Il giudice a quo evidenzia che, nonostante la fondatezza dell’opposizione al pignoramento, per altro significativamente sospeso in via amministrativa, la norma dell’articolo 57 preclude una pronuncia sull’opposizione, impedendo l’opposizione medesima, con la sola possibilità di una tutela successiva rimessa ad un’istanza di rimborso di quanto ingiustamente percepito dalla Amministrazione Finanziaria e salvo il risarcimento del danno.

La giusta preoccupazione rivolta dal giudice remittente all’esaustività dell’ordinanza di rimessione – raggiunta pienamente dal Tribunale di Trieste – deriva dall’esigenza di evitare una pronuncia di inammissibilità da parte della Corte per omessa descrizione della fattispecie o per carenza di motivazione o per genericità di enunciazione della tesi e di carenza di motivazione da parte del giudice a quo.

I parametri costituzionali violati appaiono gli articoli 3 24,111, e 113 della Costituzione nella misura in cui l’articolo 57, applicabile alle riscossioni esattoriali promosse da Equitalia, in forza del disposto dell’articolo 3 del Dl 203/2005, non ammettendo la possibilità di opposizione all’esecuzione avviata per la riscossione delle imposte e tributi se non limitatamente alla pignorabilità dei beni:

crea irragionevole disparità di trattamento tra contribuenti (articolo 3 della Costituzione con riguardo all’articolo 2 del Dlgs 546/92), tra coloro ai quali è consentita la tutela verso gli atti dell’esecuzione esattoriale e coloro cui è preclusa;

impedisce al debitore opponente, in modo generalizzato e irragionevole, ogni possibilità di difesa, contro taluni atti dell’esecuzione tributaria (articolo 24 della Costituzione);

impedisce al Giudice dell’opposizione, in violazione del principio del giusto processo (articolo 111 della Costituzione), una pronuncia nel merito;

preclude al contribuente di tutelarsi contro un nutrito gruppo di atti della Pa, pur se lesivi della sua posizione giuridica (articolo 113 della Costituzione).

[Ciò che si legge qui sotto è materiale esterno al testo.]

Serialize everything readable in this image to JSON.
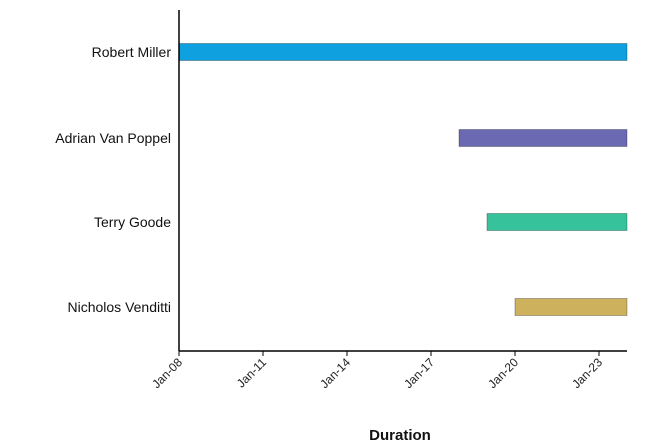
{
  "chart_data": {
    "type": "bar",
    "orientation": "horizontal",
    "chart_subtype": "gantt",
    "xlabel": "Duration",
    "ylabel": "",
    "title": "",
    "grid": false,
    "legend": "none",
    "x_ticks": [
      "Jan-08",
      "Jan-11",
      "Jan-14",
      "Jan-17",
      "Jan-20",
      "Jan-23"
    ],
    "xlim": [
      "Jan-08",
      "Jan-24"
    ],
    "categories": [
      "Robert Miller",
      "Adrian Van Poppel",
      "Terry Goode",
      "Nicholos Venditti"
    ],
    "series": [
      {
        "category": "Robert Miller",
        "start": "Jan-08",
        "end": "Jan-24",
        "color": "#0fa0e0"
      },
      {
        "category": "Adrian Van Poppel",
        "start": "Jan-18",
        "end": "Jan-24",
        "color": "#6b69b2"
      },
      {
        "category": "Terry Goode",
        "start": "Jan-19",
        "end": "Jan-24",
        "color": "#36c39c"
      },
      {
        "category": "Nicholos Venditti",
        "start": "Jan-20",
        "end": "Jan-24",
        "color": "#cdb15d"
      }
    ]
  }
}
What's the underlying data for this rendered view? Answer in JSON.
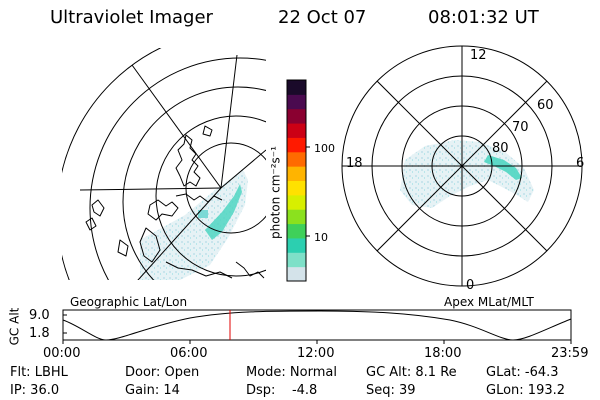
{
  "header": {
    "title": "Ultraviolet Imager",
    "date": "22 Oct 07",
    "time": "08:01:32 UT"
  },
  "colorbar": {
    "unit_label": "photon cm⁻²s⁻¹",
    "ticks": [
      "100",
      "10"
    ],
    "colors": [
      "#d4e3ea",
      "#7ee0c8",
      "#2ccfb0",
      "#3fd05a",
      "#8be11e",
      "#d7ef00",
      "#ffe100",
      "#ffb400",
      "#ff6a00",
      "#ff1a00",
      "#cc0015",
      "#8a0030",
      "#4a0a4f",
      "#1a0a2a"
    ]
  },
  "geo_map": {
    "caption": "Geographic Lat/Lon"
  },
  "polar_map": {
    "caption": "Apex MLat/MLT",
    "mlt_labels": {
      "top": "12",
      "left": "18",
      "right": "6",
      "bottom": "0"
    },
    "lat_labels": [
      "60",
      "70",
      "80"
    ]
  },
  "altitude_plot": {
    "ylabel": "GC Alt",
    "y_ticks": [
      "9.0",
      "1.8"
    ],
    "x_ticks": [
      "00:00",
      "06:00",
      "12:00",
      "18:00",
      "23:59"
    ],
    "current_time_marker": "08:01:32"
  },
  "info": {
    "filter": "Flt: LBHL",
    "door": "Door: Open",
    "mode": "Mode: Normal",
    "gc_alt": "GC Alt: 8.1 Re",
    "glat": "GLat: -64.3",
    "ip": "IP: 36.0",
    "gain": "Gain: 14",
    "dsp": "Dsp:    -4.8",
    "seq": "Seq: 39",
    "glon": "GLon: 193.2"
  }
}
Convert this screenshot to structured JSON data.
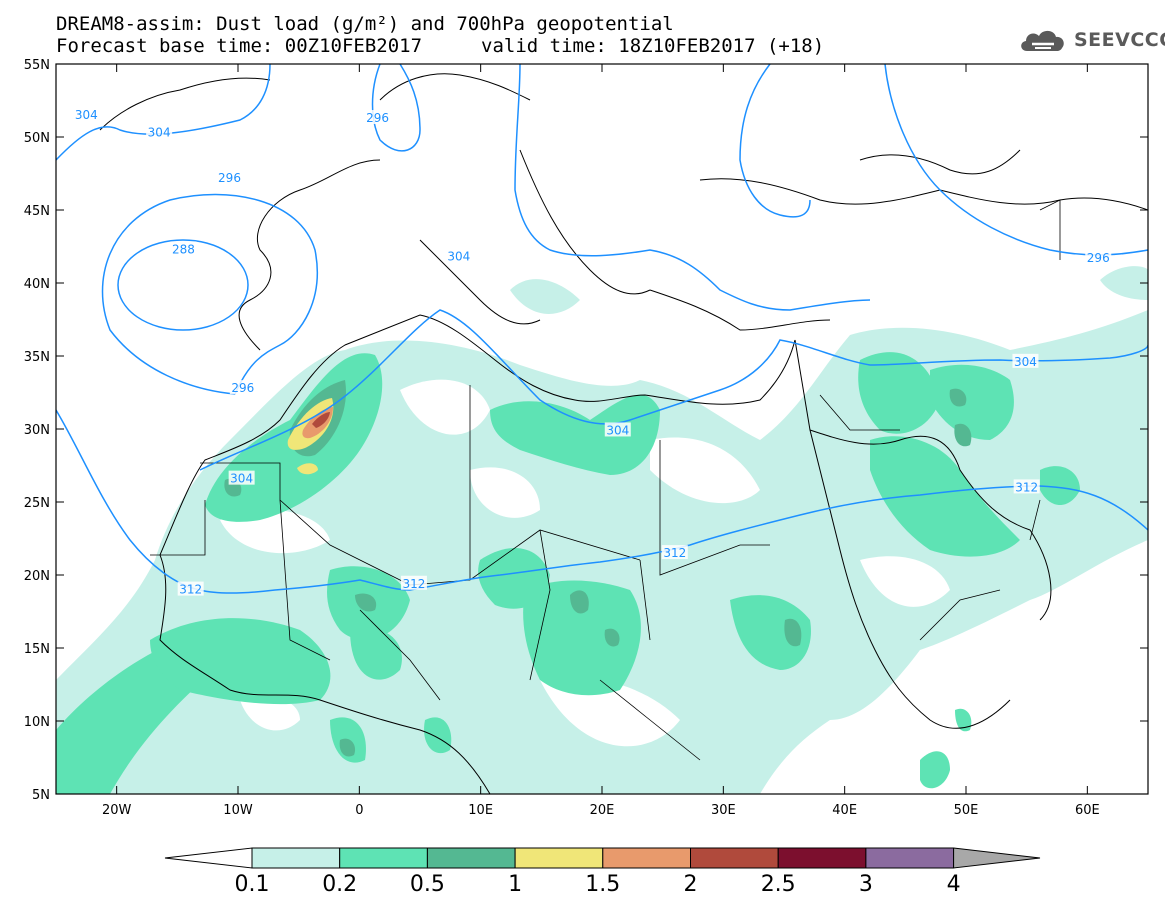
{
  "title": {
    "line1": "DREAM8-assim: Dust load (g/m²) and 700hPa geopotential",
    "line2_base": "Forecast base time: 00Z10FEB2017",
    "line2_valid": "valid time: 18Z10FEB2017 (+18)"
  },
  "logo": {
    "text": "SEEVCCC",
    "icon": "cloud-icon",
    "color": "#5a5a5a"
  },
  "map": {
    "lon_range": [
      -25,
      65
    ],
    "lat_range": [
      5,
      55
    ],
    "lat_ticks": [
      {
        "value": 55,
        "label": "55N"
      },
      {
        "value": 50,
        "label": "50N"
      },
      {
        "value": 45,
        "label": "45N"
      },
      {
        "value": 40,
        "label": "40N"
      },
      {
        "value": 35,
        "label": "35N"
      },
      {
        "value": 30,
        "label": "30N"
      },
      {
        "value": 25,
        "label": "25N"
      },
      {
        "value": 20,
        "label": "20N"
      },
      {
        "value": 15,
        "label": "15N"
      },
      {
        "value": 10,
        "label": "10N"
      },
      {
        "value": 5,
        "label": "5N"
      }
    ],
    "lon_ticks": [
      {
        "value": -20,
        "label": "20W"
      },
      {
        "value": -10,
        "label": "10W"
      },
      {
        "value": 0,
        "label": "0"
      },
      {
        "value": 10,
        "label": "10E"
      },
      {
        "value": 20,
        "label": "20E"
      },
      {
        "value": 30,
        "label": "30E"
      },
      {
        "value": 40,
        "label": "40E"
      },
      {
        "value": 50,
        "label": "50E"
      },
      {
        "value": 60,
        "label": "60E"
      }
    ],
    "contour_color": "#1e90ff",
    "contour_labels": [
      {
        "label": "304",
        "lon": -22.5,
        "lat": 51.5
      },
      {
        "label": "304",
        "lon": -16.5,
        "lat": 50.3
      },
      {
        "label": "296",
        "lon": -10.7,
        "lat": 47.2
      },
      {
        "label": "288",
        "lon": -14.5,
        "lat": 42.3
      },
      {
        "label": "296",
        "lon": 1.5,
        "lat": 51.3
      },
      {
        "label": "296",
        "lon": -9.6,
        "lat": 32.8
      },
      {
        "label": "304",
        "lon": -9.7,
        "lat": 26.6
      },
      {
        "label": "304",
        "lon": 8.2,
        "lat": 41.8
      },
      {
        "label": "304",
        "lon": 21.3,
        "lat": 29.9
      },
      {
        "label": "304",
        "lon": 54.9,
        "lat": 34.6
      },
      {
        "label": "296",
        "lon": 60.9,
        "lat": 41.7
      },
      {
        "label": "312",
        "lon": -13.9,
        "lat": 19.0
      },
      {
        "label": "312",
        "lon": 4.5,
        "lat": 19.4
      },
      {
        "label": "312",
        "lon": 26.0,
        "lat": 21.5
      },
      {
        "label": "312",
        "lon": 55.0,
        "lat": 26.0
      }
    ]
  },
  "colorbar": {
    "colors": [
      "#ffffff",
      "#c6f0e8",
      "#5ee3b4",
      "#54b892",
      "#f0e678",
      "#e89a6c",
      "#b04a3c",
      "#7c0f2e",
      "#8b6b9f",
      "#a8a8a8"
    ],
    "labels": [
      "0.1",
      "0.2",
      "0.5",
      "1",
      "1.5",
      "2",
      "2.5",
      "3",
      "4"
    ]
  }
}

La manifesta ammissibilità della ordinanza di rimessione di Trieste si associa alla manifesta fondatezza della questione di legittimità costituzionale, offrendo finalmente alla Corte l’occasione per pronunciarsi chiaramente in tale senso.

Come noto, le deroghe tributarie al diritto comune sono legittime costituzionalmente in quanto ragionevoli, predicato – nel caso di specie – che non può essere confermato.

La necessità di un esame nel merito si confronta con una preclusione normativa che rappresenta solo un nuovo modo di essere della odiosa regola del solve et repete, mai definitivamente rimossa dal nostro ordinamento ma sempre latente e pronta a riemergere in nuove forme e con diverse modalità che hanno come unica evidenza la compressione immediata e attuale, quanto irragionevole, delle tutele del contribuente, immediatamente inciso da un esborso ingiusto, salvo rinvio ad un futuro auspicabile rimborso.

L’inquadramento costituzionale delle posizioni giuridiche soggettive, attive e passive, del rapporto tributario non può tollerare simile differimento di tutela, perché, una volta inciso, il contribuente potrebbe essere definitivamente eliminato dall’esistenza commerciale e imprenditoriale.

Il contribuente che ha indebitamente pagato, in altre parole, neppure potrebbe più ripetere quanto aveva versato.

Sarebbe, così, definitiva l’aberrante lesione dei suoi diritti soggettivi perfetti di fronte alla Pubblica amministrazione.